CFD analysis on the performance of PCM thermal energy storage incorporating a double-pipe heat exchanger with longitudinal fins

This study presents a Computational Fluid Dynamics (CFD) analysis of a Phase Change Material (PCM) based Thermal Energy Storage (TES). The PCM-TES employs a double-pipe heat exchanger with longitudinal fins to enhance its heat transfer performance. The research aims to investigate the feasibility of the of PCM-TES for mitigating renewable energy curtailment that has been a growing concern in the sector coupling and power-to-heat transitions. This study also evaluates how the inclusion of a double-pipe heat exchanger with longitudinal fins within the PCM can enhance the heat transfer rate during charging and discharging processes, making the TES system more effective for sector coupling applications, particularly in scenarios where excess renewable energy is converted to heat (power-to-heat). The CFD model is developed to simulate the thermal behaviour and performance of the PCM TES system under charging and discharging conditions.
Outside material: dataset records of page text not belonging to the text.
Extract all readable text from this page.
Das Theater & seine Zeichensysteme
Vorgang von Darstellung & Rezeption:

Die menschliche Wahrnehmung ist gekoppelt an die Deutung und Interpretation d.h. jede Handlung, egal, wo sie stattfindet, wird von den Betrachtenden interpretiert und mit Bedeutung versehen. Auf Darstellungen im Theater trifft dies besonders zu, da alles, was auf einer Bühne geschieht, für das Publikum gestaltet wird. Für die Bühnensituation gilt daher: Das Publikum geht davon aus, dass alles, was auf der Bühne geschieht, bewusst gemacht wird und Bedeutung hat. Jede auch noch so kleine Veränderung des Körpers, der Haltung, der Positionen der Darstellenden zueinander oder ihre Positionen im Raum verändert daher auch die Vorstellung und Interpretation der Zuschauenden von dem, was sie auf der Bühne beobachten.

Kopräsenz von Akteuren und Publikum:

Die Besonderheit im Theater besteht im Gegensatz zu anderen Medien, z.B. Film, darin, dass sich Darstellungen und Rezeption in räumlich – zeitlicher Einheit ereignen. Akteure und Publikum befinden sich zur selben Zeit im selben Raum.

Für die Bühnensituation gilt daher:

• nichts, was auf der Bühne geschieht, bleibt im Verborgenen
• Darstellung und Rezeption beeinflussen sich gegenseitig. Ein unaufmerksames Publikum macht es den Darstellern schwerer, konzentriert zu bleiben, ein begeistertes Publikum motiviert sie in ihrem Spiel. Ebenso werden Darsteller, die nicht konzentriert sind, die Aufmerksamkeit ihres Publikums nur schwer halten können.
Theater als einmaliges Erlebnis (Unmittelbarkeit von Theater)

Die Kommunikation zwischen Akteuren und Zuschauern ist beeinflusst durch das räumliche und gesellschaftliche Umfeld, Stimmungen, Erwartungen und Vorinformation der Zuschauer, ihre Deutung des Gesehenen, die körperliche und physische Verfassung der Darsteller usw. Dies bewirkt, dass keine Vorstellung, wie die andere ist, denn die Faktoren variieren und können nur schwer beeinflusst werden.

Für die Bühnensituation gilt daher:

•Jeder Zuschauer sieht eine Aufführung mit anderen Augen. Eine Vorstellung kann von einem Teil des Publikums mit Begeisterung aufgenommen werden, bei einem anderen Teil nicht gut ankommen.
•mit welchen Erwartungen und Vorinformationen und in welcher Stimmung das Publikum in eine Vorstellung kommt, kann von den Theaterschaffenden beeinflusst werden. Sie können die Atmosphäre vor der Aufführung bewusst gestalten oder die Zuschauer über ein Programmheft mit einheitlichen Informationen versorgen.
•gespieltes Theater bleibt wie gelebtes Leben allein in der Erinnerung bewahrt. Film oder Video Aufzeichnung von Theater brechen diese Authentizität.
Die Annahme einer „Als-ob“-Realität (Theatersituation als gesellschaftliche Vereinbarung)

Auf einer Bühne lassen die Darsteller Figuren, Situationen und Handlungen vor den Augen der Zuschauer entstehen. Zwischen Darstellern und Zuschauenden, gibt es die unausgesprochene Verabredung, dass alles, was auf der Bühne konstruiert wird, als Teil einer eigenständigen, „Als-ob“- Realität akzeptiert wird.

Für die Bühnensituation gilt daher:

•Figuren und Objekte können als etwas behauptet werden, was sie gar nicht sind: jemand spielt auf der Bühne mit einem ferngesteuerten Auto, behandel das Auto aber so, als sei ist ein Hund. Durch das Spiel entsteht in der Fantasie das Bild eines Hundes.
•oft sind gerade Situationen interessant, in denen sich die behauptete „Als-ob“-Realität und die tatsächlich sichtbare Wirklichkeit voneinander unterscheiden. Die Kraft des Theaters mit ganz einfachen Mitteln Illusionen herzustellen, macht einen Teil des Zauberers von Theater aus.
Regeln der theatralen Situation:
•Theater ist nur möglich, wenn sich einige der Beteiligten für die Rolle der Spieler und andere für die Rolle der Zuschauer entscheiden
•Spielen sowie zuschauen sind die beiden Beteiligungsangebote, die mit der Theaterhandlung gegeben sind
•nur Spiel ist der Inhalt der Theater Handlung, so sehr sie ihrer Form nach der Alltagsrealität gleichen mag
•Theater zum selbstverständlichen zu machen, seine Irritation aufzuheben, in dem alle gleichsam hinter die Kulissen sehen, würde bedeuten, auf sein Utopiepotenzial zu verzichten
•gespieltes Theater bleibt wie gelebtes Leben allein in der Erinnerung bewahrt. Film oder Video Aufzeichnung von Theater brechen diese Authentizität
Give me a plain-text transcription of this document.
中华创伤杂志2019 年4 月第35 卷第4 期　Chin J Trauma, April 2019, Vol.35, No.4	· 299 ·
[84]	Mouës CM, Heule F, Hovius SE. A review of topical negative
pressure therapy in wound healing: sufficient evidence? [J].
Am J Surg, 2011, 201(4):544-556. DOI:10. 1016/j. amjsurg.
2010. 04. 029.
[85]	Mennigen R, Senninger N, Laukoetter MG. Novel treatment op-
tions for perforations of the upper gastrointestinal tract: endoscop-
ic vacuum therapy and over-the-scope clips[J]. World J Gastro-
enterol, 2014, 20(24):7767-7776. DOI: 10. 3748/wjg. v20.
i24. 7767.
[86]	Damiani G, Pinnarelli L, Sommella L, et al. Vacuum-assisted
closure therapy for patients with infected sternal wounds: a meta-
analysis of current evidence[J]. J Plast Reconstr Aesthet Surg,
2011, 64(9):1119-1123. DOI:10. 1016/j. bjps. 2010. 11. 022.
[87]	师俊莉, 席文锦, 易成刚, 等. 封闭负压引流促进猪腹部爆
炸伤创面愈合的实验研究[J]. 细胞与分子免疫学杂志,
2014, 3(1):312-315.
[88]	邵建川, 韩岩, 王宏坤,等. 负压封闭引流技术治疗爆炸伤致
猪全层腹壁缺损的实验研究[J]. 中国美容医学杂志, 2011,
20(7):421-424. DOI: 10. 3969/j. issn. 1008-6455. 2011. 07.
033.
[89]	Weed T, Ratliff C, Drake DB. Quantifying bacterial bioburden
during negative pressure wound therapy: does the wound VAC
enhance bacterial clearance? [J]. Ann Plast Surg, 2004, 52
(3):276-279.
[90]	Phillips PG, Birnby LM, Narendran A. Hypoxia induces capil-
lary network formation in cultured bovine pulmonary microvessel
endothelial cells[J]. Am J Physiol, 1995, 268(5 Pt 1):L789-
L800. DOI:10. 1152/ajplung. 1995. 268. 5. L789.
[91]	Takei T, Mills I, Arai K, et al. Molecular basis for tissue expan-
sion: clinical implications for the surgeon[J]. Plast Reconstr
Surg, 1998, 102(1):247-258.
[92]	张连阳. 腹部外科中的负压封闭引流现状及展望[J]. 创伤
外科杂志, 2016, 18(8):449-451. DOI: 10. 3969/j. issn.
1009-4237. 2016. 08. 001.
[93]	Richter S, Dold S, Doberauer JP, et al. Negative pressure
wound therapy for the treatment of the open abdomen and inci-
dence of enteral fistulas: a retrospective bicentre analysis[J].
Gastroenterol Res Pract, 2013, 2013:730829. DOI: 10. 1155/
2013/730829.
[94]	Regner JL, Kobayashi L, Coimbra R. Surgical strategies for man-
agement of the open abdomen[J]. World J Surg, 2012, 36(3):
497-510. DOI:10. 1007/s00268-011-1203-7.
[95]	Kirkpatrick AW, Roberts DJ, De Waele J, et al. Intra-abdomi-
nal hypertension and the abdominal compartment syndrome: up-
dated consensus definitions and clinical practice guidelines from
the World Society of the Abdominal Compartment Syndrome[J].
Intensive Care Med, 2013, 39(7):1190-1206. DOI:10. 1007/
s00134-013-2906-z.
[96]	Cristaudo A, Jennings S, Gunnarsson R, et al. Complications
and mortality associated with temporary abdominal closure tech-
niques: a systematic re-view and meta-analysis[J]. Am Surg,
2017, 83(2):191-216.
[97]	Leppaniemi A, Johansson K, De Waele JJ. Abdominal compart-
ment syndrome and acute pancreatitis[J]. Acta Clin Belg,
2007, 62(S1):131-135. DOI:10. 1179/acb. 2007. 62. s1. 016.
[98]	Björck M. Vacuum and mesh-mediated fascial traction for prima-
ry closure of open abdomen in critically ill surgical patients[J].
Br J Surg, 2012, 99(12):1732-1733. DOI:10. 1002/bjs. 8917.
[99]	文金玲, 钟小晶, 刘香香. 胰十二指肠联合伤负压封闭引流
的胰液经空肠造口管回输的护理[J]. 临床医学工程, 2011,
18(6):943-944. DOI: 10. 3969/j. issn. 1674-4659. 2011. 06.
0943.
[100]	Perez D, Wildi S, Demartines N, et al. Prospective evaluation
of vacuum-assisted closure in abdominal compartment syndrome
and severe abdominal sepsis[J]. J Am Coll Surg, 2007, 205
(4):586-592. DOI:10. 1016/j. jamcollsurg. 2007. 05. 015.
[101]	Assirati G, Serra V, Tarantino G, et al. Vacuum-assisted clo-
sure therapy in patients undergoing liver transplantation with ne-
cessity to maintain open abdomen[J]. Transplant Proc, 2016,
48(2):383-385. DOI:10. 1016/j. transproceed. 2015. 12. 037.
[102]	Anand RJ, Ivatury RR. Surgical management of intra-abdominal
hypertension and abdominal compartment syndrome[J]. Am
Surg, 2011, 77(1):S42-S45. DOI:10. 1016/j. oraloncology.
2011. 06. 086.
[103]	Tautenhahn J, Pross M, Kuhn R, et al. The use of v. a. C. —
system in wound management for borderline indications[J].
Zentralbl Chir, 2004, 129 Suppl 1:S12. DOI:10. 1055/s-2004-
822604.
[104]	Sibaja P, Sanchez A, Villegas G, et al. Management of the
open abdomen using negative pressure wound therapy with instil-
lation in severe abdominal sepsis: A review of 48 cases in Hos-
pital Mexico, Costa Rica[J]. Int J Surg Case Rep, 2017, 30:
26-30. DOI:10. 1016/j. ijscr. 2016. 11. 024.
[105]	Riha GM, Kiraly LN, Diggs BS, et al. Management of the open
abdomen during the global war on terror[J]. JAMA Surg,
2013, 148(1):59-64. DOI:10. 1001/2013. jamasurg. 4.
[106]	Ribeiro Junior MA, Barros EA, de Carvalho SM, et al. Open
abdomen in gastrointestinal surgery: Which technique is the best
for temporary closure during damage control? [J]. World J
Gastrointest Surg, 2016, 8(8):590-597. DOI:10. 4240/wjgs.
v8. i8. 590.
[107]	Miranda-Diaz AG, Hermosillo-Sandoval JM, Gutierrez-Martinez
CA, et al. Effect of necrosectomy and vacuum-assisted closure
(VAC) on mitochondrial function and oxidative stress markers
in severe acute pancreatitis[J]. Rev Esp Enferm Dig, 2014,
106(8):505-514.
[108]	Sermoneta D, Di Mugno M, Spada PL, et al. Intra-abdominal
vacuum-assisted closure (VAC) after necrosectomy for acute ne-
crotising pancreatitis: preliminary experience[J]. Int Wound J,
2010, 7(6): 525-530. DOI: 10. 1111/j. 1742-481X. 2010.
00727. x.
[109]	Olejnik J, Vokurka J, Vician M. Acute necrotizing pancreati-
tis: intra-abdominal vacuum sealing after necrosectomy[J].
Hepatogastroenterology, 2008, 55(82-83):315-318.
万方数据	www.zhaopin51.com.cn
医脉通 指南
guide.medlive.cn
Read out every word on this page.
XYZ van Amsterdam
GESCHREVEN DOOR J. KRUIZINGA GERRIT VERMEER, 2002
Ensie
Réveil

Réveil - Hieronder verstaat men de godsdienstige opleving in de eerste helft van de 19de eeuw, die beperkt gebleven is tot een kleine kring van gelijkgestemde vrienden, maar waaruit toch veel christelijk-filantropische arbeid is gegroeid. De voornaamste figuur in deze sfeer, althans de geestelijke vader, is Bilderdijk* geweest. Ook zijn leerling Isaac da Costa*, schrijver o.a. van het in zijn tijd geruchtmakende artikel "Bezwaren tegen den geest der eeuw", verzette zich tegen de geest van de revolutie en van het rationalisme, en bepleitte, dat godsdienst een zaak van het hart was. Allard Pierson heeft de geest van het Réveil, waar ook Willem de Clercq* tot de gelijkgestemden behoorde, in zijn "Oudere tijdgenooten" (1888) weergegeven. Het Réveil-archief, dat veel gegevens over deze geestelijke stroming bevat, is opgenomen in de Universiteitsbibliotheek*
It specifically investigates the impact of the longitudinal fins on the melting and solidification processes of the PCM. These fins are designed to increase the surface area for heat exchange, thereby enhancing the heat transfer rate between the heat transfer fluid (HTF) in the double-pipe and the PCM. The simulation results demonstrate a significant improvement in the energy density and heat transfer rate with the inclusion of longitudinal fins. This enhancement leads to a faster charging and discharging cycle of the TES system, thereby making it more capable of handling the intermittent nature of renewable energy sources. The study also explores the optimal fin design and configuration for maximum efficiency.